While common among high-end luxury companies, DTC-first businesses are now just as conscious of the effects of marking down products, so they’re forgoing the practice altogether — even if it comes at the expense of a retail partnership. Since its launch in 2000, MZ Wallace, which launched its e-commerce business in 2004, has found success by not discounting its $200-plus bags. The rare exception is when a product has been discontinued, said Lucy Wallace Eustice, MZ Wallace co-founder and designer.
“Frequent discounts and sales may result in an alluring short-term boost for a company, but ultimately, they devalue a company and its products,” she said. “Too many brands suffer the consequences of training their customers to expect and wait for sales, so their customers know that when they see the full retail price from that brand, the actual value of the product is much lower.”
Where things have become tricky in the past is in dealing with wholesale partners. The company is upfront with retailers that it doesn’t discount, but that’s not always taken seriously. If a retailer holds a surprise sale for customers, marking down one or more of MZ Wallace’s handbags in the process, the company has gone as far as terminating those relationships.
“Not discounting challenges our own merchants and marketers to be more creative, since it’s one less lever they can pull in moving product. When it comes to wholesale, most of our partners have a margin guarantee, so we, as the brand, are the ones who pay the price — literally — when they put an item on sale. Thankfully, the majority of our business is direct-to-consumer, so we have some leverage,” said Wallace Eustice.

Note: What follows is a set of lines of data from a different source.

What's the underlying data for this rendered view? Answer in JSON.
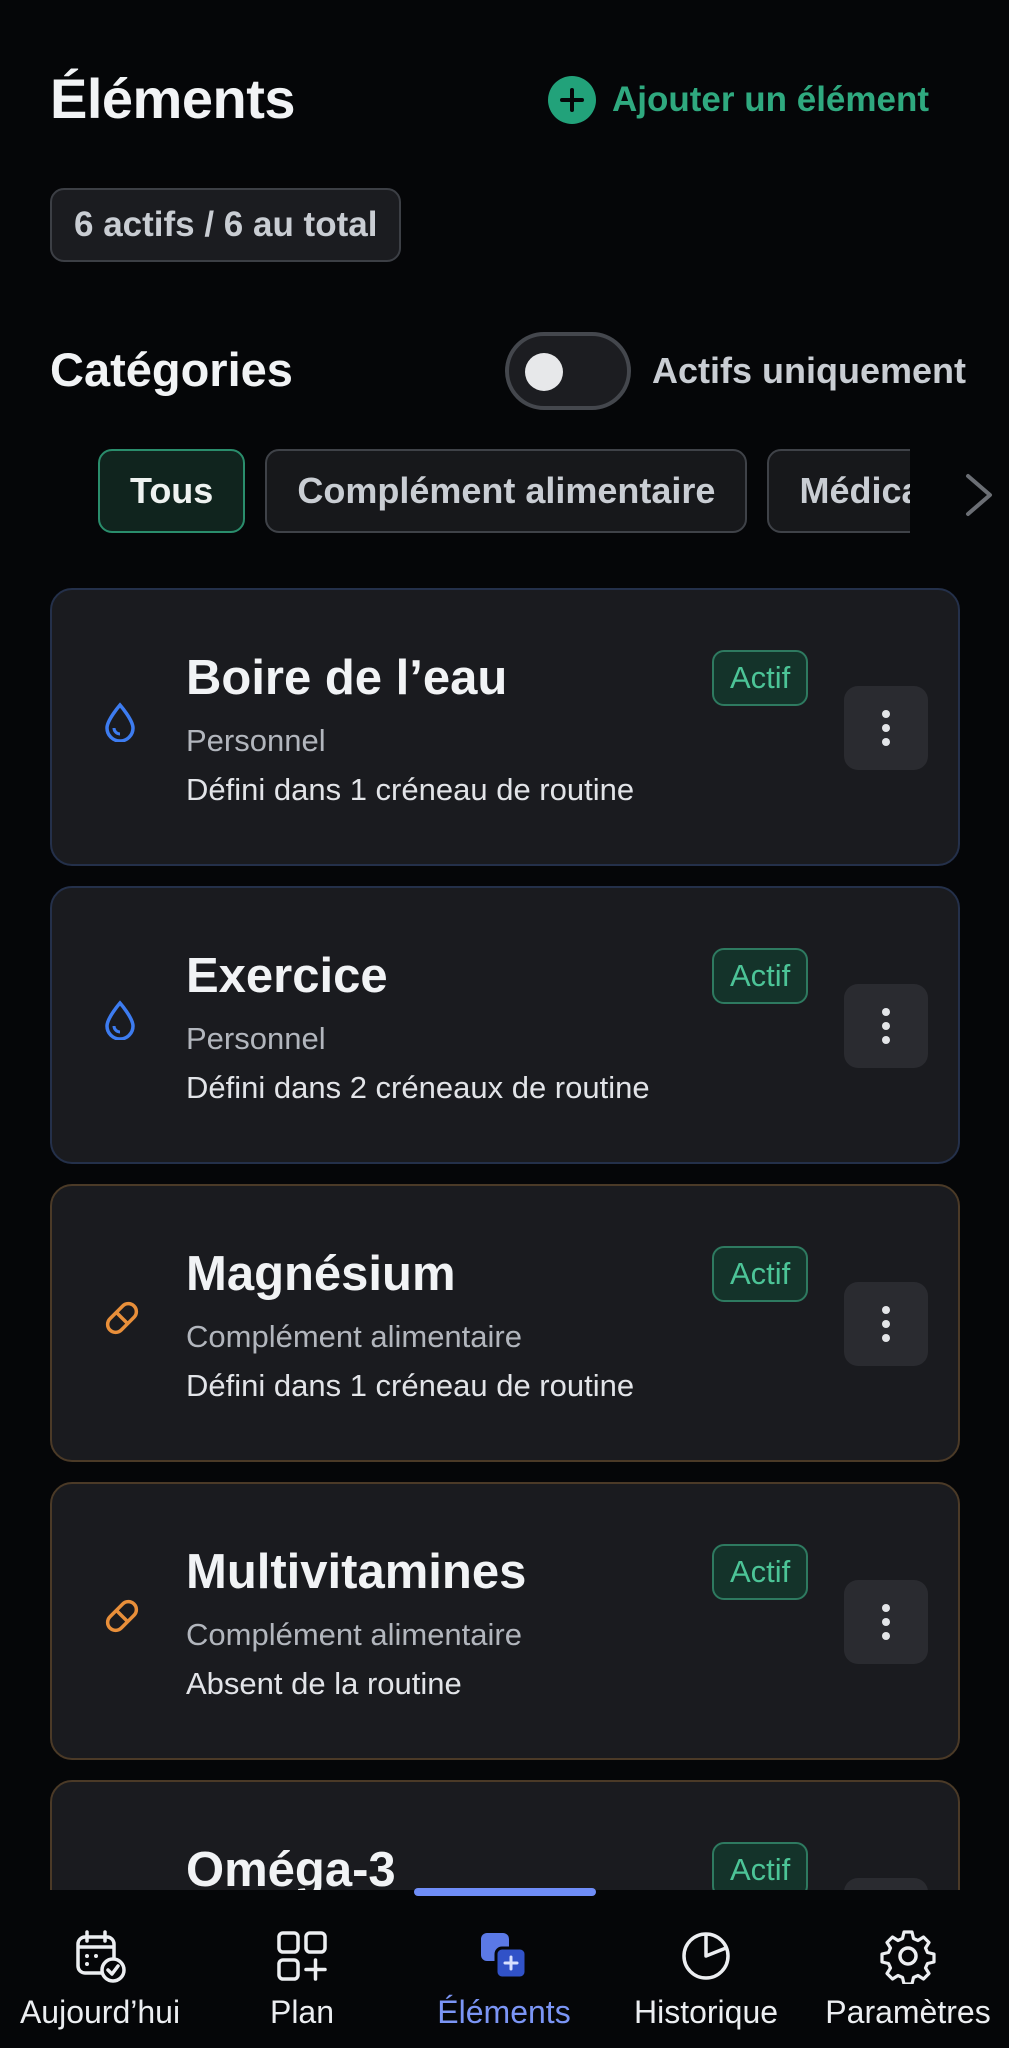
{
  "header": {
    "title": "Éléments",
    "add_label": "Ajouter un élément"
  },
  "summary": {
    "count_label": "6 actifs / 6 au total"
  },
  "categories": {
    "title": "Catégories",
    "toggle_label": "Actifs uniquement",
    "toggle_on": false,
    "chips": [
      {
        "label": "Tous",
        "active": true
      },
      {
        "label": "Complément alimentaire",
        "active": false
      },
      {
        "label": "Médica",
        "active": false
      }
    ]
  },
  "items": [
    {
      "title": "Boire de l’eau",
      "category": "Personnel",
      "routine": "Défini dans 1 créneau de routine",
      "status": "Actif",
      "icon": "water-drop-icon"
    },
    {
      "title": "Exercice",
      "category": "Personnel",
      "routine": "Défini dans 2 créneaux de routine",
      "status": "Actif",
      "icon": "water-drop-icon"
    },
    {
      "title": "Magnésium",
      "category": "Complément alimentaire",
      "routine": "Défini dans 1 créneau de routine",
      "status": "Actif",
      "icon": "pill-icon"
    },
    {
      "title": "Multivitamines",
      "category": "Complément alimentaire",
      "routine": "Absent de la routine",
      "status": "Actif",
      "icon": "pill-icon"
    },
    {
      "title": "Oméga-3",
      "category": "",
      "routine": "",
      "status": "Actif",
      "icon": "pill-icon"
    }
  ],
  "bottom_nav": [
    {
      "label": "Aujourd’hui",
      "icon": "calendar-check-icon",
      "active": false
    },
    {
      "label": "Plan",
      "icon": "grid-plus-icon",
      "active": false
    },
    {
      "label": "Éléments",
      "icon": "items-stack-icon",
      "active": true
    },
    {
      "label": "Historique",
      "icon": "pie-chart-icon",
      "active": false
    },
    {
      "label": "Paramètres",
      "icon": "gear-icon",
      "active": false
    }
  ],
  "colors": {
    "background": "#050608",
    "accent_green": "#22a27a",
    "accent_blue": "#7b95f5",
    "personal_blue": "#3d7cf0",
    "supplement_orange": "#e88f3a"
  }
}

This strict no-discounting policy is paying off, said Kevin Mogyoros, chief operating officer and chief financial officer at MZ Wallace. In the last three years MZ Wallace, which is privately held and does not share specific revenue figures, doubled its business. Percentage of direct-to-consumer, department store and specialty store sales are also up in the high double digits from last year.
“It is fairly clear why more companies should be doing this, because you have more revenue and a reduced loss on markdowns. It might not be possible to completely eliminate markdowns, but they can be greatly reduced. Inefficiency of inventory is causing the unavoidable part of markdowns,” said Stephan Schambach, founder and CEO of NewStore.
The recent wave of lower-than-expected earnings and store closures for brands from Kate Spade to Topshop has shed light on the negative effects of marking down products: Topshop recently filed for bankruptcy and announced it would liquidate all U.S. stores, attributing that in part to an aggressive discounting strategy. Tapestry-owned Kate Spade reported in its latest earnings report in August, that “incremental, industry-wide promotional headwinds in the North America outlet channel” stunted Kate Spade’s growth. Store sales fell 6% year-over-year.
For MZ Wallace, the zero-discounting rule spans across its own retail locations, its e-commerce site and its wholesale partners. Others including lingerie company Chantelle Lingerie, Stitch Fix and Allbirds have also adopted the strategy.
MZ Wallace does still work with retailers, including Nordstrom, Equinox and Bloomingdale’s. Those partnerships have been key for building a customer base, and it helped that the partnership terms with all were clearly stated from the get-go.
“The retailer business model is increasingly under attack from online. They don’t have the margins to sustain business models, and these newer brands decide not to depend on a channel that is in decline. You often see these new DTC brands trying to avoid wholesale altogether or only use it as a marketing tactic,” said Schambach.